Faltaban solo las lágrimas en la nota. Y empezó a pensar en lo que pasaría para conseguir unas cuantas pero solo se excitaba con la idea cada vez más. Miró directamente al sol por un minuto sin pestañar, pensó en cosas horribles, cantó canciones de amor. Nada lo hizo llorar. Sin lágrimas sería entonces, pensó, nada lo iba a detener. Sacó el cuchillito y segundos antes de realizar el primer corte una voz lo desconcertó – te vi tratando de llorar, usa mi gas pimienta, si quieres, yo ya no lo necesito – volteó y siguió con la vista la mano del hombre que ofrecía el útil frasco de gas pimienta y llegó hasta un pequeño hombre con terno gris que le inspiró toda la ternura que él nunca había inspirado. Tomó el frasco agradeciendo con la cabeza y trató de concentrarse pero sus ojos no podían dejar de perseguir a aquel extraño ser que se alejaba.

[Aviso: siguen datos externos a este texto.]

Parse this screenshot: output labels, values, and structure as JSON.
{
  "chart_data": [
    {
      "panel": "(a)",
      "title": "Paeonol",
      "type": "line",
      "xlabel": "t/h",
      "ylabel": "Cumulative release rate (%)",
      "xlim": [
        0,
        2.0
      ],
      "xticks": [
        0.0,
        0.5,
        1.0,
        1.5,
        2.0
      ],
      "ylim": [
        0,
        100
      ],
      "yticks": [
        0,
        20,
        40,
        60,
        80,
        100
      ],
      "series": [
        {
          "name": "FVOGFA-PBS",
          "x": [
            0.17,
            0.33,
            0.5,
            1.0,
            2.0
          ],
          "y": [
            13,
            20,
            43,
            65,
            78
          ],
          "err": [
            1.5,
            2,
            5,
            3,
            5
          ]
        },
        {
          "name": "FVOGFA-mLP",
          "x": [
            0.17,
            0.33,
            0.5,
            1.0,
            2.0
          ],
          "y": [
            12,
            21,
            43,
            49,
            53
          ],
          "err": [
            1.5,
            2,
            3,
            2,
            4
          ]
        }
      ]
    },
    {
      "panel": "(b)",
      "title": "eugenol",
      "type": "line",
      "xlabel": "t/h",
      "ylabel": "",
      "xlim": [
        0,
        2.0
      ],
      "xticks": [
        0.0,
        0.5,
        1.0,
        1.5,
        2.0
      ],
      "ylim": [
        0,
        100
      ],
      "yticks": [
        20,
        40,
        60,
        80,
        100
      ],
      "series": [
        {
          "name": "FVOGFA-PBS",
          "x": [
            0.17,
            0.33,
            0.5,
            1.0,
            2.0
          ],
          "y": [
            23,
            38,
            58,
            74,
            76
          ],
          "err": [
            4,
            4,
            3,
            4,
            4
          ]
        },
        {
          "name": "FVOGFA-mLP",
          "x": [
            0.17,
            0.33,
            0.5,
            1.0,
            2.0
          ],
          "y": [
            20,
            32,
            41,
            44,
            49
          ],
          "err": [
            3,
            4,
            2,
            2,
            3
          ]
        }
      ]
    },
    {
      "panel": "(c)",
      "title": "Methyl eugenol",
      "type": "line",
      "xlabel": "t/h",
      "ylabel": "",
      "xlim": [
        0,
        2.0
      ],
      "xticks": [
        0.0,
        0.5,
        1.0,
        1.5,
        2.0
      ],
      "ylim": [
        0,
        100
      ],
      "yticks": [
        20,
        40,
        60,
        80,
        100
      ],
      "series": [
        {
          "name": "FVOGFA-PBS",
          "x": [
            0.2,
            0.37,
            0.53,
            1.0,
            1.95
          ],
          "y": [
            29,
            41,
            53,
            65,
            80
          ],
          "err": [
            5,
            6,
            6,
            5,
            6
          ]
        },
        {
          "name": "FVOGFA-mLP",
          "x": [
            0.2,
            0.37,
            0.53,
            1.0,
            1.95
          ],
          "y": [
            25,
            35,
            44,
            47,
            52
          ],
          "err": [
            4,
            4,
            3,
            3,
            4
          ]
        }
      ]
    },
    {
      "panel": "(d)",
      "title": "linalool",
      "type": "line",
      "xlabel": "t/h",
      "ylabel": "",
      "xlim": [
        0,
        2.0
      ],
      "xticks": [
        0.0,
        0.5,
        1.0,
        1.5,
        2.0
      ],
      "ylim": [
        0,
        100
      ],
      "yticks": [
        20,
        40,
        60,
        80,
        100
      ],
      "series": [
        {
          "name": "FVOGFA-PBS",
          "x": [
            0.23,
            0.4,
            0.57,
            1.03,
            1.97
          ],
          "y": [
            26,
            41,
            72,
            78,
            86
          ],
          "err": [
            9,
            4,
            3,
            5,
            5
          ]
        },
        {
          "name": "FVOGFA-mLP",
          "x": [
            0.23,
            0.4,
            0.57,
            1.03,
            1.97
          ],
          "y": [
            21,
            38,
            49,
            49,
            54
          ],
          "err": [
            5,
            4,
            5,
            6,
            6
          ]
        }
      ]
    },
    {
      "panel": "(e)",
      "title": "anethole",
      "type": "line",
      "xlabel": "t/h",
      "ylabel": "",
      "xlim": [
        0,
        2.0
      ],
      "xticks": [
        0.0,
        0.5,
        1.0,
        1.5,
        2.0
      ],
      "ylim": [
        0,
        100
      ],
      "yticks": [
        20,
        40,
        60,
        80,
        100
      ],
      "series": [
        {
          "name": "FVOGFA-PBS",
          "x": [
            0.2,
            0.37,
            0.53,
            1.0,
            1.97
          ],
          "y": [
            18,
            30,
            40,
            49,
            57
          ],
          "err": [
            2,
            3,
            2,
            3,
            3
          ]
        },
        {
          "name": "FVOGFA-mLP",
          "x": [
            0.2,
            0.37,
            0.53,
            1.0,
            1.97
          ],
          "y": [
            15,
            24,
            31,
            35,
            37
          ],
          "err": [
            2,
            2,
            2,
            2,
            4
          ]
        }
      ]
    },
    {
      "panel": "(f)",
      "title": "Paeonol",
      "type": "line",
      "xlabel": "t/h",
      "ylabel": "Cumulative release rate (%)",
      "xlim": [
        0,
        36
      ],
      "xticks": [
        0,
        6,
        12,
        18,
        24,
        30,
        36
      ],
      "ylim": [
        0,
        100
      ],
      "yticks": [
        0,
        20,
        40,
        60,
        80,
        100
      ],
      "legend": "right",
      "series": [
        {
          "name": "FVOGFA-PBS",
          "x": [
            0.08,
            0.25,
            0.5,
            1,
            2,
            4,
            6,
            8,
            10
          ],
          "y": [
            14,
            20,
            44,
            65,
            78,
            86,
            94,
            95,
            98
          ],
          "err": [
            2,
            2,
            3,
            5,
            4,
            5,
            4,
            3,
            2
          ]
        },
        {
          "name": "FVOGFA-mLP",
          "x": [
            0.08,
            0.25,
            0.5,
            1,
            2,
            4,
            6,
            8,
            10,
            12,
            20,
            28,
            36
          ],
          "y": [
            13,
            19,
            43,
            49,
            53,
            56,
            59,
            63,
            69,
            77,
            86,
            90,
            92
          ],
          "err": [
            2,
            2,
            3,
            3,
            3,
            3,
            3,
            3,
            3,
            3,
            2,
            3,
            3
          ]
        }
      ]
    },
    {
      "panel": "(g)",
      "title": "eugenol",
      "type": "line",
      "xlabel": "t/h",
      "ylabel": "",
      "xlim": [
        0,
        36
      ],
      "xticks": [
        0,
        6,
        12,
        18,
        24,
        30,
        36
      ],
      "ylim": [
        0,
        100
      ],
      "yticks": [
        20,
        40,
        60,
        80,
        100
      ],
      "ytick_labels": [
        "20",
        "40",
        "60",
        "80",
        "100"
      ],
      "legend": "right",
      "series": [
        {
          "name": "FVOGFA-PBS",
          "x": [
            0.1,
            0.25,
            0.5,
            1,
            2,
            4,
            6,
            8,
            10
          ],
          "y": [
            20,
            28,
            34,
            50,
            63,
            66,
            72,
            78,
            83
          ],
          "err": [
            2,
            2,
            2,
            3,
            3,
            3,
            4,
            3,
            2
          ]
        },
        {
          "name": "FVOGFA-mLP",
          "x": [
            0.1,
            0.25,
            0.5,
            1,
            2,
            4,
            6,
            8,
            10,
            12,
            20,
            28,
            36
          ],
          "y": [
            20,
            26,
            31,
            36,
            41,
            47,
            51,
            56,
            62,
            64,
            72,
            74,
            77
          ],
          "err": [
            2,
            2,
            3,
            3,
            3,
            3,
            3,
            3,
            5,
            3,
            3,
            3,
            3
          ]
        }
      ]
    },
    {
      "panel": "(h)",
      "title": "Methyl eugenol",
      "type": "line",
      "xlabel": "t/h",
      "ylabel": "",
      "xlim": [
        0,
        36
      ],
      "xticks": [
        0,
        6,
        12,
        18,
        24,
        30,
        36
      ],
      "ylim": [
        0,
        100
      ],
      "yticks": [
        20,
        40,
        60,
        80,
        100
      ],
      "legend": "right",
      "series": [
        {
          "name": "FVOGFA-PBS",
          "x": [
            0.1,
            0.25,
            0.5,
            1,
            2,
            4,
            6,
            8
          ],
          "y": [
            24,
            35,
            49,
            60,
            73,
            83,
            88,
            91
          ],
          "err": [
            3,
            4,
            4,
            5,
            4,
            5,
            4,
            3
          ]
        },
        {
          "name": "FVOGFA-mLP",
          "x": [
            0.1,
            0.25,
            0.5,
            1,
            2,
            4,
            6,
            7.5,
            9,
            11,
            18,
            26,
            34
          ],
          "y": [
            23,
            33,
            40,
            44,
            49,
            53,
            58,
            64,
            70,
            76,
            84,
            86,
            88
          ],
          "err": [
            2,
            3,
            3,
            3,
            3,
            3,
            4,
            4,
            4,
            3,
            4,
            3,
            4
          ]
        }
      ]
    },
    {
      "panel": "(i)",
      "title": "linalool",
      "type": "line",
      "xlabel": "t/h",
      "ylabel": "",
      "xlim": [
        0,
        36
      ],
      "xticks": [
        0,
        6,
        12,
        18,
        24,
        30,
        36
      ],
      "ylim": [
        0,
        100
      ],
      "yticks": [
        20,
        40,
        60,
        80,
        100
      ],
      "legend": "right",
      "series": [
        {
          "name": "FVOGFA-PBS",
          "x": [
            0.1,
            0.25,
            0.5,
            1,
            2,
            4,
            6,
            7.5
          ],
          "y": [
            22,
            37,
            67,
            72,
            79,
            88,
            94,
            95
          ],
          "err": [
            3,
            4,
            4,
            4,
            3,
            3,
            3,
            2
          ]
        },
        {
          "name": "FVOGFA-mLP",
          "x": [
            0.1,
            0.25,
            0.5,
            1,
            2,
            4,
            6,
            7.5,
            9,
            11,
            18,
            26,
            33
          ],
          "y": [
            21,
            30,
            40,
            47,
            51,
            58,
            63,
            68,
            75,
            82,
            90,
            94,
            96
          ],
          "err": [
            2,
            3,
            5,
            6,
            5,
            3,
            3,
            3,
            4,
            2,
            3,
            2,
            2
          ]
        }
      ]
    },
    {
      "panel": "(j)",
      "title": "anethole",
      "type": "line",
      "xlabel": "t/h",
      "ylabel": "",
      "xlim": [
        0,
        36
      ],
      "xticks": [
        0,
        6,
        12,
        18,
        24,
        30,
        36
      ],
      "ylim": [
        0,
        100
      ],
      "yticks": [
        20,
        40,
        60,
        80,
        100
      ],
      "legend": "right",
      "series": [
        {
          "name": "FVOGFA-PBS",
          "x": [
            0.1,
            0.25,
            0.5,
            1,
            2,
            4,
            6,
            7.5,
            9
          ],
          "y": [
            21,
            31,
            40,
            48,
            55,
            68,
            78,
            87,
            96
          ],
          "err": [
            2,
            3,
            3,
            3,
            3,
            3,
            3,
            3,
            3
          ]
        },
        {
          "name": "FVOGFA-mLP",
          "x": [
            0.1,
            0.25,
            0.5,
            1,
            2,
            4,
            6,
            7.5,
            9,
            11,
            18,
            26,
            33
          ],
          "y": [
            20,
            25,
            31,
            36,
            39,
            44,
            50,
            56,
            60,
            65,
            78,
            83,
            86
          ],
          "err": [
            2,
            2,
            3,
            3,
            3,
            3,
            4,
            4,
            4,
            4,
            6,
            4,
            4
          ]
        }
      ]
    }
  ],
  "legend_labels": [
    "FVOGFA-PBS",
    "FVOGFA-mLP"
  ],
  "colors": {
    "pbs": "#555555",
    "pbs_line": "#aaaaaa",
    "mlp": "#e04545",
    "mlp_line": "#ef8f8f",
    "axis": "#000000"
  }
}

Harto de no poder concentrarse en su muerte, se paró y fue siguiendo el camino que el hombrecito había tomado. Escondido atrás de un árbol pudo verlo bien. Al costado de este, una caja con una carta con la tinta un poco corrida por las lágrimas, un libro de poemas encima, algunos cigarros, fotos, una flor, una botella de ron y dos velas. En sus bolsillos, se veían documentos de identidad metidos a la fuerza, en sus manos, un pequeño cuchillo y unas cuantas pastillas regadas por el piso.
Alfredo se alejó sin cambiar su expresión, decir o pensar una sola cosa, recogió su caja de madera y empezó a caminar con dirección a su casa.
-Putamadre-dijo al fin, dejando salir todo su lenguaje poético, sabía que ese, el del pequeño hombre, era el suicidio perfecto – él tenía dos velas, por si acaso.